Monday, April 9, 2012

Governor Jindal's 23 Day Rush to Reform

Governor Bobby Jindal's divisive teacher reform legislation has passed and implementation now begins.  In just 23 days Governor Jindal and his machine pushed through a comprehensive education reform package that has drawn sharp criticism and vociferous protests from teachers around the state, many of whom feel targeted, attacked and betrayed by the governor.

What was the rush?  Why the midnight votes and rushed sessions?  Why the limited debate and public input?

Recently I was having dinner in a very small, upscale, restaurant and seated nearby was a large table of jovial, outspoken local political leaders.  It was impossible not to overhear their conversation.  Several of them surmised that Jindal's rush to get this education reform package through so quickly was to sweeten the draw to him as a vice presidential candidate.  (Oh I know, he denies he wants the position but don't they all say that?)

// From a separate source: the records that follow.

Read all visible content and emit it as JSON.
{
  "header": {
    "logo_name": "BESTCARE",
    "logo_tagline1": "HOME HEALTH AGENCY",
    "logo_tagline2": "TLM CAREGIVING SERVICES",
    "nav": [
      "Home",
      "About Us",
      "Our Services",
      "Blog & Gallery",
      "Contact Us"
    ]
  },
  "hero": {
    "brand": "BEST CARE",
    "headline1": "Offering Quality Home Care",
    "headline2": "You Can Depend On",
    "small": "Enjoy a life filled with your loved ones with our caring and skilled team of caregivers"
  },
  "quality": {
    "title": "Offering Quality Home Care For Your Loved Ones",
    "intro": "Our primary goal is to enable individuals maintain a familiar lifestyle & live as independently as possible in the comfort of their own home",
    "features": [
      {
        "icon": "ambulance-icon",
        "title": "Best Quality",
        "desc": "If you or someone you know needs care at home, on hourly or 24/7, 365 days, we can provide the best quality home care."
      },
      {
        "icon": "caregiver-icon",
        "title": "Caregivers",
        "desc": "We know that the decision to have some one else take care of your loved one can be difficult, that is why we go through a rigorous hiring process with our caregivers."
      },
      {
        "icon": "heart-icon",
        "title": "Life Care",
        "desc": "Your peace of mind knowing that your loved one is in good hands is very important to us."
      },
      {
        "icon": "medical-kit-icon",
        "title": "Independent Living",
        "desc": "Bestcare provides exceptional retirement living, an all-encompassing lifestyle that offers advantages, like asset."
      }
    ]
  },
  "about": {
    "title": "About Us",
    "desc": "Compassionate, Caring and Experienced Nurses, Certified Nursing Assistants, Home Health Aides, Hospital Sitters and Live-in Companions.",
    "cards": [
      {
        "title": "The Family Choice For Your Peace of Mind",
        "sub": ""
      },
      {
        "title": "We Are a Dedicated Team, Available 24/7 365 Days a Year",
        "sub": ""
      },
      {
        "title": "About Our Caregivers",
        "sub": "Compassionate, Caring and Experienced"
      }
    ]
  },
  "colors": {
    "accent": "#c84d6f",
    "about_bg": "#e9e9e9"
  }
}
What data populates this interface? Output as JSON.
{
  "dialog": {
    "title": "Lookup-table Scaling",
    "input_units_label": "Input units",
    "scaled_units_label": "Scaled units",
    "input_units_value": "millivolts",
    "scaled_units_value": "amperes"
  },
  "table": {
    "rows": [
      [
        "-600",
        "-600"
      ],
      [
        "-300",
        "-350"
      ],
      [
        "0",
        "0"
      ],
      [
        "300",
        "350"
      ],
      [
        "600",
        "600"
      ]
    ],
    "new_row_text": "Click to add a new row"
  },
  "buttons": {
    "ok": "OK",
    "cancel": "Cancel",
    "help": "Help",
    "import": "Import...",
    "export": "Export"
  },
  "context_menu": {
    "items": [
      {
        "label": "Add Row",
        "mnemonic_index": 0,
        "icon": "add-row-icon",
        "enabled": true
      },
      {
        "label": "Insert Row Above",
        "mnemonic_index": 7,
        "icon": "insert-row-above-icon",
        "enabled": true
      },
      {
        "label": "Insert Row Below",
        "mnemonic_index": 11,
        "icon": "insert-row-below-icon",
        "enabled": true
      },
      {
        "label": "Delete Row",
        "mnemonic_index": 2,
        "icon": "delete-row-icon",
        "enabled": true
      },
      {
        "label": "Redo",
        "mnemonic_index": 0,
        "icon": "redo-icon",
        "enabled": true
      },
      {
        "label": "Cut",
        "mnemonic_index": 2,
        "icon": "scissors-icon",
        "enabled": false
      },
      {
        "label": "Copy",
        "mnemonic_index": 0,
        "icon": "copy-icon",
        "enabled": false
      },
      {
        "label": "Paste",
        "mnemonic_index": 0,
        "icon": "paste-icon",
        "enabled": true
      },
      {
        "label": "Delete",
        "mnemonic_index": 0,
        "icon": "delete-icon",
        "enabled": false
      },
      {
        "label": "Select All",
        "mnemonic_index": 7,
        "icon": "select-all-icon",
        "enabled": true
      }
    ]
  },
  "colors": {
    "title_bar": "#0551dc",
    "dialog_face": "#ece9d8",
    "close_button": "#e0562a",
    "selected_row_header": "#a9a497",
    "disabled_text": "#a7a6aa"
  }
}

Elliot Stonecipher has similar thoughts about Jindal's rush to reform:

Those of us keeping up with what happens behind the political curtain have a bad feeling of deja vu on that score.  I’ve written about it enough, and won’t belabor it, but the fact is Governor Jindal strong-arms these “reforms” through a pre-leased legislature each time he’s hoping to be the vice presidential candidate on his party’s ticket.  Ramping up to the 2008 presidential election it was “ethics reform,” and four years later as we gird for the 2012 campaign it’s “education reform.”  The problem is, “ethics reform” was no such thing.  It was, rather, a huge political show for a national audience which, back here on the farm, put governors and legislators in charge of ethics enforcement.  That is never a good thing anywhere, but maybe especially not in Louisiana.  For those who keep up, we know our governmental ethics regime was not reformed, it was hammered into submission by those who are, or figure they might be on any given day, unethical.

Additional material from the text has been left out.